3D vision and the articulating EndoWrist of the DVSS allow for very subtle tissue handling and fine dissections, which resulted in an acceptable mean operating time of 340 min in our study. Functional and oncological outcome in our patient cohort was excellent. Only one patient had positive surgical margins with carcinoma in situ at the distal left ureter following negative histopathological results on frozen section analysis. Obviously, this finding cannot be attributed to surgical technique. The average blood loss was 301 ml, which compares favorably with the results in other series [311, 1720]. Only two patients with a low preoperative hemoglobin had to have blood transfused. Results of the nerve-sparing technique are promising, yet still preliminary and hampered by the low number of patients in our study. However, we feel that the advantages of using the DVSS become evident, expecially when performing preservation of the neurovascular bundles.

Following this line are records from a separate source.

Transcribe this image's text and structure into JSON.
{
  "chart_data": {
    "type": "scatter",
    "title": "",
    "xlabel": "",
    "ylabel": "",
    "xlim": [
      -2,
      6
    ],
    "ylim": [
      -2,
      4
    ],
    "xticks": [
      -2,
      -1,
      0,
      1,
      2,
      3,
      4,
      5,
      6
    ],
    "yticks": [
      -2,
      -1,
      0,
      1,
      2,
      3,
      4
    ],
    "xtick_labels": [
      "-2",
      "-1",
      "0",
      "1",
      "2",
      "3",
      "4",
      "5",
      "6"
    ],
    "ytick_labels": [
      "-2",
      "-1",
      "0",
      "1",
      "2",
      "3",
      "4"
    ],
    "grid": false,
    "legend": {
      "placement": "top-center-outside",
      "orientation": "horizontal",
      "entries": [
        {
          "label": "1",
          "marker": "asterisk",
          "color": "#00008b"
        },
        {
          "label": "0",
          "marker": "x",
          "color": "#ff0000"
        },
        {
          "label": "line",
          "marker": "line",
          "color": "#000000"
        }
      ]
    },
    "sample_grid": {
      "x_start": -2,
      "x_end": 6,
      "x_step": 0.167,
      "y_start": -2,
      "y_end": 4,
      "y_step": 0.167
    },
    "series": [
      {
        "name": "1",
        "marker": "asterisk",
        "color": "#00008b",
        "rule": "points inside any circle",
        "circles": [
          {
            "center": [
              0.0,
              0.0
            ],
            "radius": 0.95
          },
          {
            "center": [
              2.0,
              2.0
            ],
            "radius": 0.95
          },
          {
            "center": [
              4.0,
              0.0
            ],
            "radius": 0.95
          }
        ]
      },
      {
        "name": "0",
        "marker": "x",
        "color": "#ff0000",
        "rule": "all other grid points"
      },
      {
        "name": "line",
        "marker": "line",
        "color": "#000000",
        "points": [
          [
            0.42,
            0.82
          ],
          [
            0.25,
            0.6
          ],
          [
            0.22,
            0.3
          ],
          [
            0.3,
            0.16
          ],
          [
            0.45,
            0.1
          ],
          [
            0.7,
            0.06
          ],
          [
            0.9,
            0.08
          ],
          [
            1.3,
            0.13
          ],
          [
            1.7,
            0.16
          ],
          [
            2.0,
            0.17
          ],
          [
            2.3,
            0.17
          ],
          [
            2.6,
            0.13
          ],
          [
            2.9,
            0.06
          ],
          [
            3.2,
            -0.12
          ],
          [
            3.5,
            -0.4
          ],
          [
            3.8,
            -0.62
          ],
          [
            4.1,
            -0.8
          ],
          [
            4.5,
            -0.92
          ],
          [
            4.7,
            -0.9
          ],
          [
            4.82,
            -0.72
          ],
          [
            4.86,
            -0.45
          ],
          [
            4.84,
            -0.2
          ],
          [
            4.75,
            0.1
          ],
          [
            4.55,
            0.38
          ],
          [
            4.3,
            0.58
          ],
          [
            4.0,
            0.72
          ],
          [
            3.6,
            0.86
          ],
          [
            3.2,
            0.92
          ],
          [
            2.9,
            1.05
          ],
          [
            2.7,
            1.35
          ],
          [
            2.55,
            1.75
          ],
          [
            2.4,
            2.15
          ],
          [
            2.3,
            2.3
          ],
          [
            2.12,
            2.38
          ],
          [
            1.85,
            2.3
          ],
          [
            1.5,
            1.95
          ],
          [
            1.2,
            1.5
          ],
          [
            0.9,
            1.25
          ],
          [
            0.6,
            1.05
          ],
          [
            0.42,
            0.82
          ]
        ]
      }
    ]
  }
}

Radical open tumor surgery is being more and more replaced by minimally invasive surgery, a trend that is not only evident in urology. At the beginning of the laparoscopy era, long operating times and high costs were put forward as an argument against these new surgical techniques by their opponents. However, the advantages of laparoscopic surgery with excellent postoperative results will promote continuing to implement these procedures as an integral component of providing medical care to our patients. From our point of view, robot-assisted laparoscopy with the DVSS does not compete with conventional laparoscopy. It rather represents a further refinement that makes it easier for novices in this field to gain experience in minimally invasive surgery. Thus, laparoscopic surgery becomes an option to consider even for centers with little or no prior experience. It has to be assumed that the initial high costs for establishing robot-assisted surgery will continue to decrease within the next years.

Conclusions

Robot-assisted laparoscopic radical cystectomy is a safe and effective procedure that can be performed within acceptable operating time limits. It provides excellent functional and oncological results with low complication rates. The additional value of performing an intracorporeal urethroneovesicostomy and urinary diversion remains controversial.